3. Examine again the “You have heard it said…but I say to you…” proclamation. Who had the people heard it (the law) said by? Who taught them the law? How does Jesus saying, “But I say to you…” establish Jesus’ supremacy over the Pharisees, scribes, priests, etc. Imagine you’re one of these Jewish leaders and you’re hearing Jesus say this. What might your initial reaction be? How does this passage on anger inform how you should respond to Jesus’ proclamation?
Recalling our Sermon on the Mount / Ten Commandments motif, how might Jesus’ “You have heard it said…but I say to you…” proclamation have evoked images of Moses as lawgiver, and signaled to the Jewish leaders and people that the better Moses was here?
Who created and gave the Ten Commandments? How did Jesus’ proclamation and the judgments He declares in verse 22 demonstrate to the Jews His authority as God and His equality with God?
4. Using your cross-references, what kind of court / prison situation is 25-26 referring to? Can you see how this type of situation fits with the situation in 23-24? Does verse 23 say you’ve actually sinned against your brother, or that you’re actually guilty of the the civil action or accusation of debt being brought against you in 25? Could these be situations in which there has been a misunderstanding, a miscommunication, or a false accusation on the part of the offended party? Why is it still your responsibility to take the initiative to make things right with the offended party?

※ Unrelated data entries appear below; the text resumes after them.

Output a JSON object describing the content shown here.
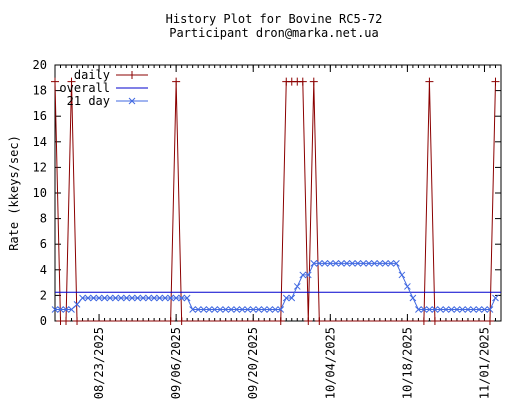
{
  "chart_data": {
    "type": "line",
    "title": "History Plot for Bovine RC5-72",
    "subtitle": "Participant dron@marka.net.ua",
    "xlabel": "",
    "ylabel": "Rate (kkeys/sec)",
    "x_type": "date",
    "xlim": [
      "2025-08-15",
      "2025-11-04"
    ],
    "ylim": [
      0,
      20
    ],
    "y_ticks": [
      0,
      2,
      4,
      6,
      8,
      10,
      12,
      14,
      16,
      18,
      20
    ],
    "x_ticks": [
      {
        "date": "2025-08-23",
        "label": "08/23/2025"
      },
      {
        "date": "2025-09-06",
        "label": "09/06/2025"
      },
      {
        "date": "2025-09-20",
        "label": "09/20/2025"
      },
      {
        "date": "2025-10-04",
        "label": "10/04/2025"
      },
      {
        "date": "2025-10-18",
        "label": "10/18/2025"
      },
      {
        "date": "2025-11-01",
        "label": "11/01/2025"
      }
    ],
    "legend_position": "top-left",
    "grid": false,
    "series": [
      {
        "name": "daily",
        "color": "#8b0000",
        "marker": "plus",
        "points": [
          {
            "x": "2025-08-15",
            "y": 18.7
          },
          {
            "x": "2025-08-16",
            "y": 0
          },
          {
            "x": "2025-08-17",
            "y": 0
          },
          {
            "x": "2025-08-18",
            "y": 18.7
          },
          {
            "x": "2025-08-19",
            "y": 0
          },
          {
            "x": "2025-09-05",
            "y": 0
          },
          {
            "x": "2025-09-06",
            "y": 18.7
          },
          {
            "x": "2025-09-07",
            "y": 0
          },
          {
            "x": "2025-09-25",
            "y": 0
          },
          {
            "x": "2025-09-26",
            "y": 18.7
          },
          {
            "x": "2025-09-27",
            "y": 18.7
          },
          {
            "x": "2025-09-28",
            "y": 18.7
          },
          {
            "x": "2025-09-29",
            "y": 18.7
          },
          {
            "x": "2025-09-30",
            "y": 0
          },
          {
            "x": "2025-10-01",
            "y": 18.7
          },
          {
            "x": "2025-10-02",
            "y": 0
          },
          {
            "x": "2025-10-21",
            "y": 0
          },
          {
            "x": "2025-10-22",
            "y": 18.7
          },
          {
            "x": "2025-10-23",
            "y": 0
          },
          {
            "x": "2025-11-02",
            "y": 0
          },
          {
            "x": "2025-11-03",
            "y": 18.7
          }
        ]
      },
      {
        "name": "overall",
        "color": "#0000cd",
        "marker": "none",
        "points": [
          {
            "x": "2025-08-15",
            "y": 2.25
          },
          {
            "x": "2025-11-04",
            "y": 2.25
          }
        ]
      },
      {
        "name": "21 day",
        "color": "#4169e1",
        "marker": "x",
        "points": [
          {
            "x": "2025-08-15",
            "y": 0.9
          },
          {
            "x": "2025-08-16",
            "y": 0.9
          },
          {
            "x": "2025-08-17",
            "y": 0.9
          },
          {
            "x": "2025-08-18",
            "y": 0.9
          },
          {
            "x": "2025-08-19",
            "y": 1.3
          },
          {
            "x": "2025-08-20",
            "y": 1.8
          },
          {
            "x": "2025-08-21",
            "y": 1.8
          },
          {
            "x": "2025-08-22",
            "y": 1.8
          },
          {
            "x": "2025-08-23",
            "y": 1.8
          },
          {
            "x": "2025-08-24",
            "y": 1.8
          },
          {
            "x": "2025-08-25",
            "y": 1.8
          },
          {
            "x": "2025-08-26",
            "y": 1.8
          },
          {
            "x": "2025-08-27",
            "y": 1.8
          },
          {
            "x": "2025-08-28",
            "y": 1.8
          },
          {
            "x": "2025-08-29",
            "y": 1.8
          },
          {
            "x": "2025-08-30",
            "y": 1.8
          },
          {
            "x": "2025-08-31",
            "y": 1.8
          },
          {
            "x": "2025-09-01",
            "y": 1.8
          },
          {
            "x": "2025-09-02",
            "y": 1.8
          },
          {
            "x": "2025-09-03",
            "y": 1.8
          },
          {
            "x": "2025-09-04",
            "y": 1.8
          },
          {
            "x": "2025-09-05",
            "y": 1.8
          },
          {
            "x": "2025-09-06",
            "y": 1.8
          },
          {
            "x": "2025-09-07",
            "y": 1.8
          },
          {
            "x": "2025-09-08",
            "y": 1.8
          },
          {
            "x": "2025-09-09",
            "y": 0.9
          },
          {
            "x": "2025-09-10",
            "y": 0.9
          },
          {
            "x": "2025-09-11",
            "y": 0.9
          },
          {
            "x": "2025-09-12",
            "y": 0.9
          },
          {
            "x": "2025-09-13",
            "y": 0.9
          },
          {
            "x": "2025-09-14",
            "y": 0.9
          },
          {
            "x": "2025-09-15",
            "y": 0.9
          },
          {
            "x": "2025-09-16",
            "y": 0.9
          },
          {
            "x": "2025-09-17",
            "y": 0.9
          },
          {
            "x": "2025-09-18",
            "y": 0.9
          },
          {
            "x": "2025-09-19",
            "y": 0.9
          },
          {
            "x": "2025-09-20",
            "y": 0.9
          },
          {
            "x": "2025-09-21",
            "y": 0.9
          },
          {
            "x": "2025-09-22",
            "y": 0.9
          },
          {
            "x": "2025-09-23",
            "y": 0.9
          },
          {
            "x": "2025-09-24",
            "y": 0.9
          },
          {
            "x": "2025-09-25",
            "y": 0.9
          },
          {
            "x": "2025-09-26",
            "y": 1.8
          },
          {
            "x": "2025-09-27",
            "y": 1.8
          },
          {
            "x": "2025-09-28",
            "y": 2.7
          },
          {
            "x": "2025-09-29",
            "y": 3.6
          },
          {
            "x": "2025-09-30",
            "y": 3.6
          },
          {
            "x": "2025-10-01",
            "y": 4.5
          },
          {
            "x": "2025-10-02",
            "y": 4.5
          },
          {
            "x": "2025-10-03",
            "y": 4.5
          },
          {
            "x": "2025-10-04",
            "y": 4.5
          },
          {
            "x": "2025-10-05",
            "y": 4.5
          },
          {
            "x": "2025-10-06",
            "y": 4.5
          },
          {
            "x": "2025-10-07",
            "y": 4.5
          },
          {
            "x": "2025-10-08",
            "y": 4.5
          },
          {
            "x": "2025-10-09",
            "y": 4.5
          },
          {
            "x": "2025-10-10",
            "y": 4.5
          },
          {
            "x": "2025-10-11",
            "y": 4.5
          },
          {
            "x": "2025-10-12",
            "y": 4.5
          },
          {
            "x": "2025-10-13",
            "y": 4.5
          },
          {
            "x": "2025-10-14",
            "y": 4.5
          },
          {
            "x": "2025-10-15",
            "y": 4.5
          },
          {
            "x": "2025-10-16",
            "y": 4.5
          },
          {
            "x": "2025-10-17",
            "y": 3.6
          },
          {
            "x": "2025-10-18",
            "y": 2.7
          },
          {
            "x": "2025-10-19",
            "y": 1.8
          },
          {
            "x": "2025-10-20",
            "y": 0.9
          },
          {
            "x": "2025-10-21",
            "y": 0.9
          },
          {
            "x": "2025-10-22",
            "y": 0.9
          },
          {
            "x": "2025-10-23",
            "y": 0.9
          },
          {
            "x": "2025-10-24",
            "y": 0.9
          },
          {
            "x": "2025-10-25",
            "y": 0.9
          },
          {
            "x": "2025-10-26",
            "y": 0.9
          },
          {
            "x": "2025-10-27",
            "y": 0.9
          },
          {
            "x": "2025-10-28",
            "y": 0.9
          },
          {
            "x": "2025-10-29",
            "y": 0.9
          },
          {
            "x": "2025-10-30",
            "y": 0.9
          },
          {
            "x": "2025-10-31",
            "y": 0.9
          },
          {
            "x": "2025-11-01",
            "y": 0.9
          },
          {
            "x": "2025-11-02",
            "y": 0.9
          },
          {
            "x": "2025-11-03",
            "y": 1.8
          }
        ]
      }
    ]
  }
}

What does making things right with others have to do with our worship (23)? Why does God basically say, “Go to your brother before you come to Me.”?
- What is the difference between righteous anger (which is not sinful) and sinful anger? How can you tell the difference between the two? Is it possible to express righteous anger in an unrighteous / sinful way? Give an example. This week, pray that each time you get angry God will help you distinguish whether you are experiencing righteous or sinful anger and whether you are expressing that anger righteously or sinfully. If you are sinfully angry, repent.
- Is there anyone in your life who has something against you (23-26)? Even if your conscience is clear that you haven’t actually sinned against her, be a peacemaker, take the initiative, and do everything you can to reconcile with her this week.